幸せそうに寝ているからそのまま寝かせておこう、等と云う感情は一切出てなかった。



寧ろたたき起こしてやろう、と云う感情がわき出してくる。



「ペーターそろそろ起きなさいよ!」



身体を揺すりつつ、耳元で大きく叫んでやった。



流石にたたき起こすのは可哀想かと想ったからだ。



我ながら優しい一面もあるものだ。

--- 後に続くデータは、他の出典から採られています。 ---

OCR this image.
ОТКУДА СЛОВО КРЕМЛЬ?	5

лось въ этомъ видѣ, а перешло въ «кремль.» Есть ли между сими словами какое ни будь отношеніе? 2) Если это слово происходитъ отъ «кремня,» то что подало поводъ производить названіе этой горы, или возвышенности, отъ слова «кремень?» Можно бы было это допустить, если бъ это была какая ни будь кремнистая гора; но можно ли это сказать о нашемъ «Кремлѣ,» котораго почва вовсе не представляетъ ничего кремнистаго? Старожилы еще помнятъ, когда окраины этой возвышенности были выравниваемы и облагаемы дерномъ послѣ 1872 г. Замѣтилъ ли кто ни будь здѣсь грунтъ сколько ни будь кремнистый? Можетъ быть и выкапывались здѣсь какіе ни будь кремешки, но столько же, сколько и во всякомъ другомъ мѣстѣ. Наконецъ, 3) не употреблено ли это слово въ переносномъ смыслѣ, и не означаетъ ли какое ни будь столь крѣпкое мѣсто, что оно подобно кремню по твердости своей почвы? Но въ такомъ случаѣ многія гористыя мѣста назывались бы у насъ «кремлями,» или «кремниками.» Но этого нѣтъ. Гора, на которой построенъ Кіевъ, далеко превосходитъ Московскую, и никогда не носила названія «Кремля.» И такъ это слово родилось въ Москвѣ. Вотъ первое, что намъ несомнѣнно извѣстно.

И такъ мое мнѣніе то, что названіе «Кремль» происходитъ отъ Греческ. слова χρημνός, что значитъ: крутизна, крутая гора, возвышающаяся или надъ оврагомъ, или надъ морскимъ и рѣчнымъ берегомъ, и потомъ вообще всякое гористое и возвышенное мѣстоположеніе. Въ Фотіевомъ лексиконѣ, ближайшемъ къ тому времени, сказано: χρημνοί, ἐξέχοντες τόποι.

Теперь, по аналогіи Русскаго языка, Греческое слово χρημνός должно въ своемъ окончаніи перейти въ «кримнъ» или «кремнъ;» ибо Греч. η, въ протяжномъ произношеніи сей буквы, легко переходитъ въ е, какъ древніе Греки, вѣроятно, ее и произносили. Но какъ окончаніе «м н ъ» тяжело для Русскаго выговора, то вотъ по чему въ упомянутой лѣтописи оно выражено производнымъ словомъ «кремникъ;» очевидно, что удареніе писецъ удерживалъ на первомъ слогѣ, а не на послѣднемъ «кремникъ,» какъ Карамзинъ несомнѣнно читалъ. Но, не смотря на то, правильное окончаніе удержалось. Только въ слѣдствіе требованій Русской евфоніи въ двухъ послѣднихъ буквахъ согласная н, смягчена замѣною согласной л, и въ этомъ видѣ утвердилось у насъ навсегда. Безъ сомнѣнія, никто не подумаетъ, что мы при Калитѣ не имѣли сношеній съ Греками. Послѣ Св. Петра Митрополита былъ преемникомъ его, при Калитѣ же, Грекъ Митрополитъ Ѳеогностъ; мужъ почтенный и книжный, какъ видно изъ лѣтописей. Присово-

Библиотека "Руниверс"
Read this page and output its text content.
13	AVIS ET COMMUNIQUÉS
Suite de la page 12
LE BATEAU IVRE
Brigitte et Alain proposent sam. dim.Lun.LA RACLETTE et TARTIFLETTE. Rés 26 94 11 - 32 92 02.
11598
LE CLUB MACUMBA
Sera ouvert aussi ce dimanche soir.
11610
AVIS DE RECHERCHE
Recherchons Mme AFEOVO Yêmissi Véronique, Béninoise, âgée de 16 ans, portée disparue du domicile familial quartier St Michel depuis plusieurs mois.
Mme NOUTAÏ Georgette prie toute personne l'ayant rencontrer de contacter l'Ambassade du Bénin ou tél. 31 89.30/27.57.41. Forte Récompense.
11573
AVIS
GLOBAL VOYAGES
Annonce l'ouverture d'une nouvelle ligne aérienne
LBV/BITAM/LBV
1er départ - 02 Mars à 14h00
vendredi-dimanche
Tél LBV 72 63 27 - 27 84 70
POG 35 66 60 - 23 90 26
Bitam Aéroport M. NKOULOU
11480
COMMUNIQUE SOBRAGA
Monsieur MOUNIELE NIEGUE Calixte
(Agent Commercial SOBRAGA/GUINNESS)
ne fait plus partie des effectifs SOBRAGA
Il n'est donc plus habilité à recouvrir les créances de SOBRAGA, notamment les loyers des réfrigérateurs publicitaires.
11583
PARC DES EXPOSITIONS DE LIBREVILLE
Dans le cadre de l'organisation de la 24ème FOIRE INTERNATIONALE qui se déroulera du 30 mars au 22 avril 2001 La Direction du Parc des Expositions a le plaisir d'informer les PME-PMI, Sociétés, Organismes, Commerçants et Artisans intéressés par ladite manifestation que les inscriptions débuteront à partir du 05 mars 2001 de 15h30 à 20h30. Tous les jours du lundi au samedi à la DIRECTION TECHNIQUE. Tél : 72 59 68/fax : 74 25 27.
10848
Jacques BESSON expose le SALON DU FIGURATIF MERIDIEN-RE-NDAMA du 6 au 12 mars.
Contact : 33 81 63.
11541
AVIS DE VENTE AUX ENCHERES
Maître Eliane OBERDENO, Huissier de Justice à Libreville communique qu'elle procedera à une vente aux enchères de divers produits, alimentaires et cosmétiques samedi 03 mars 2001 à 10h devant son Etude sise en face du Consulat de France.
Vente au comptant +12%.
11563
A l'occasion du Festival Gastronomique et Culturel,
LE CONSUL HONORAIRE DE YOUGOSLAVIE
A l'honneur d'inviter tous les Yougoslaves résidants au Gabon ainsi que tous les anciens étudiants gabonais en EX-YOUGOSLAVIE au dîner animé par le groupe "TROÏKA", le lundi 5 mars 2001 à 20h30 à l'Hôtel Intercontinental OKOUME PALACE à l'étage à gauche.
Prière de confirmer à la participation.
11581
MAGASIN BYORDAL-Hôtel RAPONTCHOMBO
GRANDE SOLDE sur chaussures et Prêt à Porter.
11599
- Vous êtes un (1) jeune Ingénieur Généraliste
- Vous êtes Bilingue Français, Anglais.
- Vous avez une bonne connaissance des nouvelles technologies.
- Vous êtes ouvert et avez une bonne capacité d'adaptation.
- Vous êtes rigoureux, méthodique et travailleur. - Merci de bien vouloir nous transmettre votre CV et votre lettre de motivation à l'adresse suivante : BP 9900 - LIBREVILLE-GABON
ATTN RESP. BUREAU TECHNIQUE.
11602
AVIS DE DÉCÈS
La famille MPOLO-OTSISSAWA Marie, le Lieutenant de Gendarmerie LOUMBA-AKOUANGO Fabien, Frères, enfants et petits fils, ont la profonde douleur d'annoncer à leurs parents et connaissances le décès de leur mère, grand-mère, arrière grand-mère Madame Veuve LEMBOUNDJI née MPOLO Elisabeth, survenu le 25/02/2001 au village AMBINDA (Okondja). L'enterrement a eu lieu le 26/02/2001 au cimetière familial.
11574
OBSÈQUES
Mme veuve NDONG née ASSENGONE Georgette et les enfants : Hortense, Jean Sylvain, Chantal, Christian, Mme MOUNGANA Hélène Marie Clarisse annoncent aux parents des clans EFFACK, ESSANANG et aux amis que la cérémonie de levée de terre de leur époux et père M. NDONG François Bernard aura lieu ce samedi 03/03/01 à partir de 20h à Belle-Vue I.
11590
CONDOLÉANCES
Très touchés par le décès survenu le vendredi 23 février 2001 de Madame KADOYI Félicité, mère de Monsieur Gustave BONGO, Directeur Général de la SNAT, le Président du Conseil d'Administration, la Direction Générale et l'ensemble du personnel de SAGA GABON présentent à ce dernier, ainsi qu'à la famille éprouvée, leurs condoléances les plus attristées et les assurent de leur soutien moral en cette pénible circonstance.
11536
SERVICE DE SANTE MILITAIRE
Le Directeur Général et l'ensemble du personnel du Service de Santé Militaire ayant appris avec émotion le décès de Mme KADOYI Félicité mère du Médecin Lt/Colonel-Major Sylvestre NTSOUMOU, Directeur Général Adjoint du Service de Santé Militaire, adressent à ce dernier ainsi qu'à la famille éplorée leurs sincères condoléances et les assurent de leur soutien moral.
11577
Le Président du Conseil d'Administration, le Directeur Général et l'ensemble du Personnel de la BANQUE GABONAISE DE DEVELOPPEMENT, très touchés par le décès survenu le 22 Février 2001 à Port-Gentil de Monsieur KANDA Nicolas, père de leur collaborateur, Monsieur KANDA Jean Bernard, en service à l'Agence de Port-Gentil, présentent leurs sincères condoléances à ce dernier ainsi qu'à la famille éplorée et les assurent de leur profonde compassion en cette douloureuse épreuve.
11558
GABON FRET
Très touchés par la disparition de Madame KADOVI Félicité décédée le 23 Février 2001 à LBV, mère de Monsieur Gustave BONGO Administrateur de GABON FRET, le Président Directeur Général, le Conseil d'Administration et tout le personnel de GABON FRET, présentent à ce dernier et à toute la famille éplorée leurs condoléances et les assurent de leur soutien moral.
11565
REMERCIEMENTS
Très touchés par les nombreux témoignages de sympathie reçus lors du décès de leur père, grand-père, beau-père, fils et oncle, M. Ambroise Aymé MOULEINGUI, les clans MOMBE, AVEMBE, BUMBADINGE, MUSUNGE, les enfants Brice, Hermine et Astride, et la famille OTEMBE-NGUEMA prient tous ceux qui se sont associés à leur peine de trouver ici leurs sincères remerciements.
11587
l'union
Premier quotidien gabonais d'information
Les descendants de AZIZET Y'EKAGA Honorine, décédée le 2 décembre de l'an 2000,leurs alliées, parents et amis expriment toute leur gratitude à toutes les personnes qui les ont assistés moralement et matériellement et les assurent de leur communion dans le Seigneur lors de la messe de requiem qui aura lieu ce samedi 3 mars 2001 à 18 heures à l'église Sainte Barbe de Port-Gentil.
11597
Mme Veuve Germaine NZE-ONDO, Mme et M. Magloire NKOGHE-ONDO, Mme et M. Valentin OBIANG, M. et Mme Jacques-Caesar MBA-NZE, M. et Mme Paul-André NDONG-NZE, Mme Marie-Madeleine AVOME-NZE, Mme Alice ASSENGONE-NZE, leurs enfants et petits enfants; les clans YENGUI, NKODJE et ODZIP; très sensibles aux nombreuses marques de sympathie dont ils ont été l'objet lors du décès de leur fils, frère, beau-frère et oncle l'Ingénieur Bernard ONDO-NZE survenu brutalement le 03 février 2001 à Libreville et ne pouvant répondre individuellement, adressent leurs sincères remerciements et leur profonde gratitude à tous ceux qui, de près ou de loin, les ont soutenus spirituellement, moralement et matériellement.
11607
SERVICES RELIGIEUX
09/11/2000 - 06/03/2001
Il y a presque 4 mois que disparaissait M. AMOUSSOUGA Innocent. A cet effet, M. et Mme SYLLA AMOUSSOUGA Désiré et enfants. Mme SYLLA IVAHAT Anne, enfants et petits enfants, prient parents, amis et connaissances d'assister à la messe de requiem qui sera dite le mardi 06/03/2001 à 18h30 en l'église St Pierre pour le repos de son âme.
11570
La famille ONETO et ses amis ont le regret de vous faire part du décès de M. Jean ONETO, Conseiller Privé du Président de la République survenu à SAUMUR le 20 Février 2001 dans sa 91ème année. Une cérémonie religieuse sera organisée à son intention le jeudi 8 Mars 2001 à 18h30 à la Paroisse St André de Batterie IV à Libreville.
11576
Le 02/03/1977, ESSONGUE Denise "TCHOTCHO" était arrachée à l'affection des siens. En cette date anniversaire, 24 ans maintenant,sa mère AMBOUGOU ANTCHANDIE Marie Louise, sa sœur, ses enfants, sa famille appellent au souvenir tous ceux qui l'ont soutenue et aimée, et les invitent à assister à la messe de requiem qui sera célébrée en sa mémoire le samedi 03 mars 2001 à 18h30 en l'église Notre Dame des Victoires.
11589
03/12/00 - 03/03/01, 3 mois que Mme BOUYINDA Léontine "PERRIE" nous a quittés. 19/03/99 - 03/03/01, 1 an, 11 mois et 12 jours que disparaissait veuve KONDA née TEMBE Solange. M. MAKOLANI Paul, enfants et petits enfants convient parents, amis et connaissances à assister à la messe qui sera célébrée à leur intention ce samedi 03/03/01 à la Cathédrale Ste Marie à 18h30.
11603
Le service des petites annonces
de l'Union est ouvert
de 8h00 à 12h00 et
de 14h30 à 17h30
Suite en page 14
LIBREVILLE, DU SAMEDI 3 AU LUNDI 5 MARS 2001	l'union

(これが優しいのか、と云う質問は皆無)



そうするとペーターの耳がピクピクっと動き、目蓋が開いた。




「アリス!何でそう耳元で大きく叫ぶんですか!兎の耳は繊細なんですよ!?」




とても寝起きとは想えないほど話し出すペーター。




「良く寝起きでそんなに話せるわね」




「アリス!」



ものすごい形相で睨んでくるので、ごめん、と謝った。




そうしたらペーターの表情はさっきまでとは正反対な柔らかい表情になった。




何て、単純な男だ。



「好きですよ、アリス」



満面の笑みを浮かべながらペーターがいきなり告げた。




どうしてこういきなり云うんだ、ペーターは。




「アリスも、僕のこと好きでしょう?」




ペーターがそう問うのでとりあえず頷いた。



そう、ペーターの云っていることは、紛れもない事実なのだから。